### 公式：
$$
Attention(Q, K, V) = Softmax(\frac{QK^T}{\sqrt{d_k}})V
$$

### 第一重境界：简化版本

In [6]:
import math
import torch
import torch.nn as nn

class SelfAttentionV1(nn.Module):
    def __init__(self, hidden_dim: int =728) -> None:
        super().__init__()
        self.hidden_dim = hidden_dim

        self.query_proj = nn.Linear(hidden_dim, hidden_dim)
        self.key_proj = nn.Linear(hidden_dim, hidden_dim)    
        self.value_proj = nn.Linear(hidden_dim, hidden_dim)
    
    def forward(self, x):
        # x: [batch_size, seq_len, hidden_dim]
        Q = self.query_proj(x)
        K = self.key_proj(x)
        V = self.value_proj(x)
        # Q K V: [batch_size, seq_len, hidden_dim]

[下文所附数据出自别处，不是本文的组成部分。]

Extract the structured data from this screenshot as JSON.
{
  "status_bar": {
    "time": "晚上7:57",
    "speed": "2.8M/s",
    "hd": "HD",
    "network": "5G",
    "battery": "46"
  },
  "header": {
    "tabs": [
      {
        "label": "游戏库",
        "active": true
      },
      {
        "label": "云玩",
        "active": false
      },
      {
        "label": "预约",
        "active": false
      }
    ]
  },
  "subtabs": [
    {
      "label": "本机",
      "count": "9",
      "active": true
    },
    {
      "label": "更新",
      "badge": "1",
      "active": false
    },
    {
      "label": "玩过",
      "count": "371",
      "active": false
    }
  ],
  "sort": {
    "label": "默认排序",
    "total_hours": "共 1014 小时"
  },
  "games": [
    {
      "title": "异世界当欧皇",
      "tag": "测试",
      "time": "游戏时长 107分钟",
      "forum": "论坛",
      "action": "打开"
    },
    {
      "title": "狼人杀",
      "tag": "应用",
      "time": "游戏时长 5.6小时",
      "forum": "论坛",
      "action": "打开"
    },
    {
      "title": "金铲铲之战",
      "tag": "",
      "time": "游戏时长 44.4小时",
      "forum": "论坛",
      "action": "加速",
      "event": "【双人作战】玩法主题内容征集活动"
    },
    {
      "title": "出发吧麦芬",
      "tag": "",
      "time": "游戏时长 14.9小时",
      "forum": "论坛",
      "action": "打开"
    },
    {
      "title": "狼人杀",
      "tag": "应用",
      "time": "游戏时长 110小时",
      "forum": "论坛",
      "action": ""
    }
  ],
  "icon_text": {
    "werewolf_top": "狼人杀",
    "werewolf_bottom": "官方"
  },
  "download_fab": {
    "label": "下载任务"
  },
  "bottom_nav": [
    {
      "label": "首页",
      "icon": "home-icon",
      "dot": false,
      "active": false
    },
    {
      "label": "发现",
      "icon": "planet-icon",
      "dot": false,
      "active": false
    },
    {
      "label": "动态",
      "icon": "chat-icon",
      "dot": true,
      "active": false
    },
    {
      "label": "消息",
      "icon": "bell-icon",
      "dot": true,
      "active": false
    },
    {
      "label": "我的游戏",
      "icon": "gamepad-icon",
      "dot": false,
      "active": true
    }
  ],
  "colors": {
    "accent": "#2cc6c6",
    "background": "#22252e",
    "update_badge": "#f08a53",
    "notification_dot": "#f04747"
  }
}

        attention_value = torch.matmul(Q, K.transpose(1, 2)) / math.sqrt(self.hidden_dim)
        # attention_value: [batch_size, seq_len, seq_len]
        attention_weight = torch.softmax(attention_value, dim=-1)
        print(attention_weight)
        # attention_weight: [batch_size, seq_len, seq_len]
        output = torch.matmul(attention_weight, V)
        # output: [batch_size, seq_len, hidden_dim]

        return output

In [7]:
X = torch.randn(3, 2, 4)
print(X)

self_att_net = SelfAttentionV1(4)
self_att_net(X)

In [12]:
# 探究softmax的指定dim效果
X = torch.randn(3, 2, 4)
print(X)
Y = torch.softmax(X, dim=1)
print(Y)

### 第二重境界：效率优化
只做一次proj

In [14]:
import math
import torch
import torch.nn as nn

class SelfAttentionV2(nn.Module):
    def __init__(self, hidden_dim: int =728) -> None:
        super().__init__()
        self.hidden_dim = hidden_dim

        self.proj = nn.Linear(hidden_dim, hidden_dim * 3)
    
    def forward(self, x):
        # x: [batch_size, seq_len, hidden_dim]
        QKV = self.proj(x)
        # QKV: [batch_size, seq_len, hidden_dim * 3]
        Q, K, V = torch.split(QKV, self.hidden_dim, dim=-1)

        attention_value = torch.matmul(Q, K.transpose(1, 2)) / math.sqrt(self.hidden_dim)
        # attention_value: [batch_size, seq_len, seq_len]
        attention_weight = torch.softmax(attention_value, dim=-1)
        # attention_weight: [batch_size, seq_len, seq_len]
        output = attention_weight @ V  # @ 等于torch.matmul()
        # output: [batch_size, seq_len, hidden_dim]

        return output

In [15]:
X = torch.randn(3, 2, 4)
print(X)

self_att_net = SelfAttentionV2(4)
self_att_net(X)

### 第三重境界：加入一些细节
* dropout 的位置
* attention_mask：输入的seq_len不可能都一样
* MHA 中还有一个output_proj映射

In [1]:
import math
import torch
import torch.nn as nn

class SelfAttentionV3(nn.Module):
    def __init__(self, hidden_dim: int =728, dropout_rate=0.1) -> None:
        super().__init__()
        self.hidden_dim = hidden_dim

        self.query_proj = nn.Linear(hidden_dim, hidden_dim)
        self.key_proj = nn.Linear(hidden_dim, hidden_dim)    
        self.value_proj = nn.Linear(hidden_dim, hidden_dim)

        self.attention_dropout = nn.Dropout(dropout_rate)

        self.output_proj = nn.Linear(hidden_dim, hidden_dim)
    
    def forward(self, x, attention_mask=None):
        # x: [batch_size, seq_len, hidden_dim]
        Q = self.query_proj(x)
        K = self.key_proj(x)
        V = self.value_proj(x)
        # Q K V: [batch_size, seq_len, hidden_dim]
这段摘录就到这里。